Jhargram, Jan. 8: A banner of protest could have cast a shadow on the feel-good atmosphere at the Jhargram stadium where Mamata Banerjee led in celebrating the Jungle Mahal Chetana utsav to commemorate the 151st birth anniversary of Swami Vivekananda.

An alert group of policemen standing between the dais and the barricaded zone where the wannabe protestors were seated didn’t allow the huge banner to be raised till the chief minister's convoy had rolled out of the venue.

“We are also the police but we are being treated differently,” said Tapan Mahato, from Salboni.

The 40-odd protestors had come from Salboni, around 24 kms from Jhargram, to have the banner seen or their voices heard by the chief minister.

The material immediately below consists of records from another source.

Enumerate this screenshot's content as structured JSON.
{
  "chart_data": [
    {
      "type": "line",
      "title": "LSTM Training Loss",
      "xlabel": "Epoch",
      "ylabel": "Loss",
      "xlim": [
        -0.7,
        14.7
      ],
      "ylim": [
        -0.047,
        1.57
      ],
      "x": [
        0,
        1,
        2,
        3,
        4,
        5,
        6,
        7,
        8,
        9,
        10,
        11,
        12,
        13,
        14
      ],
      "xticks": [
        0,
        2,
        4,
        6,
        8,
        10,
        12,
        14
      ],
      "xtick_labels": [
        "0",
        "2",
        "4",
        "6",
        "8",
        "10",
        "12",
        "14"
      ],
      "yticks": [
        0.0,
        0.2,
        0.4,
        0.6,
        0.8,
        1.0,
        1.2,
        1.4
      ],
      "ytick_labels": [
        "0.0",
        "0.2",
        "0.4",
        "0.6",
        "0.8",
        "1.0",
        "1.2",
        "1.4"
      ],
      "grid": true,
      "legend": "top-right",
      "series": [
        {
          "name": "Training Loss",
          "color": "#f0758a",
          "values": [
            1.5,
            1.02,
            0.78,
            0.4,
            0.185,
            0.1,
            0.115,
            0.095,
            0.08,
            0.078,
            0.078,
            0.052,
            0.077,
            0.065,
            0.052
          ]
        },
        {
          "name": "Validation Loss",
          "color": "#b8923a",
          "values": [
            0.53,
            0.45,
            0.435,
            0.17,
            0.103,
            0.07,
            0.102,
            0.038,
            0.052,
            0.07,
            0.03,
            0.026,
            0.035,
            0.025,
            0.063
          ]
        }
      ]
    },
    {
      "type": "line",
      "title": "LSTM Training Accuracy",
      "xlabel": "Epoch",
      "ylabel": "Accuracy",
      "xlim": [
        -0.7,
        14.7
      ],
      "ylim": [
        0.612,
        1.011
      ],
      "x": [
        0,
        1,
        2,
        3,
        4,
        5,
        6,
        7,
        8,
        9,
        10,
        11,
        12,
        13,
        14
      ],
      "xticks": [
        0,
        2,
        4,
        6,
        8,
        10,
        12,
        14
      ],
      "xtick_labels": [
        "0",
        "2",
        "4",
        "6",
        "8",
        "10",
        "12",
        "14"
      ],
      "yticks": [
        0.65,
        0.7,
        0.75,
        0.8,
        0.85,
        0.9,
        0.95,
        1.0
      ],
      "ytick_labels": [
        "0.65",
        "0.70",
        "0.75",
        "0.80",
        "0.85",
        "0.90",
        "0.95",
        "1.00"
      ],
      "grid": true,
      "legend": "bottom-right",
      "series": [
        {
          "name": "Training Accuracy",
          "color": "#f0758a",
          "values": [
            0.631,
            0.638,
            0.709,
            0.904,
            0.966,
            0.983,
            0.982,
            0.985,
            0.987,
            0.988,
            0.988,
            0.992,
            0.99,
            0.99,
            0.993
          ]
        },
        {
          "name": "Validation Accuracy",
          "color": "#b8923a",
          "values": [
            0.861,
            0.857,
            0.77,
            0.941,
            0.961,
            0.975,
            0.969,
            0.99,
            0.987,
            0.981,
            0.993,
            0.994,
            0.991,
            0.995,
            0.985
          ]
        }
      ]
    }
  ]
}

The motley group took their seats on the ground early in the day so that they could have the vantage point of being as far as possible to be nearer the chief minister when she took her seat on the dais.

“Every time we tried to raise the banner, the police would stop us,” said Gour Mahato, a resident of Pirakata.

From the dais the chief minister rolled out her wish to recruit more from the area.

“We have recruited 15,000 in the police and another 21,000 in civic police. We will recruit more people in teaching and healthcare,” she said.

A volunteer said the chief minister left unsaid that the civic police volunteers were not getting work on a regular basis.

The civic police volunteers were engaged after Mamata announced her decision to include 5,000 youths from the villages of Jungle Mahal.

Acting on the instructions, the volunteers were engaged on no work-no-pay basis with a daily wage of Rs 141. The volunteers are demanding higher wages, work for 30 days, uniforms, training and parity with national volunteer force members and home guards.

“The volunteers had applied in the police stations and then got selected. They are given work as and when required,” said a senior police officer.

One such day when the civic police got work was yesterday when the civic police volunteers clad in spotless white T-shirts were lined on both sides of the road from Belpahari to Amlasole.

The group sat on the ground with the huge banner kept folded on the ground hoping they could raise it undetected by the policemen on guard as Mamata got into celebratory mood in the presence of more than 30, 000 youths and celebrated ex-footballers from Calcutta Maidan. In the 90 minutes that she spent at the venue, the group did not get one opportunity.

"I want the girls and boys in the villages to stay well through sports. There should be no obstacles in their studies," said Mamata at the packed stadium.

Mamata handed out prizes to the winners and runners-up, announced financial assistance to the 1734 clubs which had participated in the Jungle Mahal tournament competing in football, archery, kabaddi and Chhau dance.

"We wanted the chief minister to at least hear what we have to say… We are demanding more work and more pay. The government is doing so much for the poor, why can't it listen to our demands," said a volunteer not wishing to be named.

The Salboni group could count itself unlucky for failing to raise the banner. Another group from Silda had managed to raise placards to draw the attention of the chief minister when she came to address a public rally in the area last September.